HDP Eş Genel Başkanı Figen Yüksekdağ, ODTÜ’nün Vişnelik binasında düzenlenen ‘Akademisyenler Barışı Konuşuyor’ konulu programa katıldı. Demokratikleşmenin 7 Haziran sonrasında yeniden şiddet yöntemiyle karşılandığını ifade eden Yüksekdağ, bu hamle ile halk hareketinin ezilmeye çalışıldığını söyledi. Figen Yüksekdağ, “Karşımızdaki siyasi yapının Türkiye toplumunun doğrudan kendisini ifade eden demokratik arayışına karşı bütün Türkiye toplumunun çözüm ve barış talebine karşı ve savaş ilan etmiş durumda.
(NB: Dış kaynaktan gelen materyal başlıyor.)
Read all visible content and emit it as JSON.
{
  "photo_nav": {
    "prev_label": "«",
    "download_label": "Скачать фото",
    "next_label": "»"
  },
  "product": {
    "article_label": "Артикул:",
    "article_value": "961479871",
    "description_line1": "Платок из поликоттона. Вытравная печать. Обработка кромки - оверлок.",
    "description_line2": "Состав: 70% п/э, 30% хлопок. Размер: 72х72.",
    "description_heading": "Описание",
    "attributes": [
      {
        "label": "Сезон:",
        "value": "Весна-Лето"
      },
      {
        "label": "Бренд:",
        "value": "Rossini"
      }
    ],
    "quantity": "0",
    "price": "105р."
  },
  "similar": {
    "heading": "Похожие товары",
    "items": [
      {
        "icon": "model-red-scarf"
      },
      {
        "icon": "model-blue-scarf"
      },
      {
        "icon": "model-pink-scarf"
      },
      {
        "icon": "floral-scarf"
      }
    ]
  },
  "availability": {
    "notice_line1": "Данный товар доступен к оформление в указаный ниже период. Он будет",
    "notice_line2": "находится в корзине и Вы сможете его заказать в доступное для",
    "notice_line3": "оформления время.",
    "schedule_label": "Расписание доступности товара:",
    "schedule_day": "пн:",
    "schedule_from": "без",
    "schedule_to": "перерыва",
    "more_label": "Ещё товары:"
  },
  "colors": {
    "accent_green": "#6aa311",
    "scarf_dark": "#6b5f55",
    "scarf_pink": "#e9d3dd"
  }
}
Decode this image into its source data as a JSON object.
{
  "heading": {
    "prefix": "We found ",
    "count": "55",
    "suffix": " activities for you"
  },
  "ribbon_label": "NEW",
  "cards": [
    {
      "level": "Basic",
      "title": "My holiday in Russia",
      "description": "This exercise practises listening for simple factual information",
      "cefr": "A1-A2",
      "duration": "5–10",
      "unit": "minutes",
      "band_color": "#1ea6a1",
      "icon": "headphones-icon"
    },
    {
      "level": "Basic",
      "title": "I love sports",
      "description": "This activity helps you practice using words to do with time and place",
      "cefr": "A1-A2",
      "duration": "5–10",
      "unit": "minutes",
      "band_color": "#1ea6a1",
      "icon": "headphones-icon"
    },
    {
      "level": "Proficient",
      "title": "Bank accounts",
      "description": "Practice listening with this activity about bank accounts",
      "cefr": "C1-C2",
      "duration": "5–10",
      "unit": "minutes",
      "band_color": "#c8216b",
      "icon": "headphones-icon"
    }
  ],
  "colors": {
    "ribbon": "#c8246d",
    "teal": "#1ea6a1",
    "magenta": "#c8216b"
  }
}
Bugün bu savaş sadece HDP, sadece Kürt siyasetine oturtulduğu bir şiddet sarmalı değil. Bugün bir siyasi bir muharebe başlattı. Siyasi iktidar. Tekçi rejimi, yeniden inşa etme hamlesi.” diye konuştu.

Bugün yaşanılan savaş ve şiddetin nedenleri ile ilgili açıklamalarda bulunan Yüksekdağ, başkanlık sistemi rejimini, otoriter despotik bir rejime daha güçlendirerek güvence altına alınmasını kabul edeceksiniz diye dayatmada bulunulduğunu söyledi. Figen Yüksekdağ, Cumhurbaşkanı Erdoğan’ın açıklamalarının ortada olduğunu kaydederek, konuşmasına şöyle devam etti: “Kabul etseniz de etmeseniz de fiili olarak rejim değişikliği yaşanıyor diyor. Rejimin bu şekilde yeniden dizayn edilmesini anayasal güvence içerisine oluyor. Bu anayasayı yapacak bir toplumsal desteğe sahip değil. Erdoğan o yüzden kabul etseniz de etmeseniz de diyor. Bu ne demektir? Fiili bir darbe demektir. Ben başkanlık sistemini toplumun büyük bir çoğunluğunu kabul etmedi gibi biliyorum. 7 Haziranda bunu gördük. başkanlık sistemini onaylamıyorlar. Türkiye toplumu olarak ama onaylasanız da onaylamasanız da ben bu müdahalede bulunuyorum. İsteseniz de istemeseniz de fiilen bir başkan olarak çalışacağım ve siyasete müdahale edeceğim.”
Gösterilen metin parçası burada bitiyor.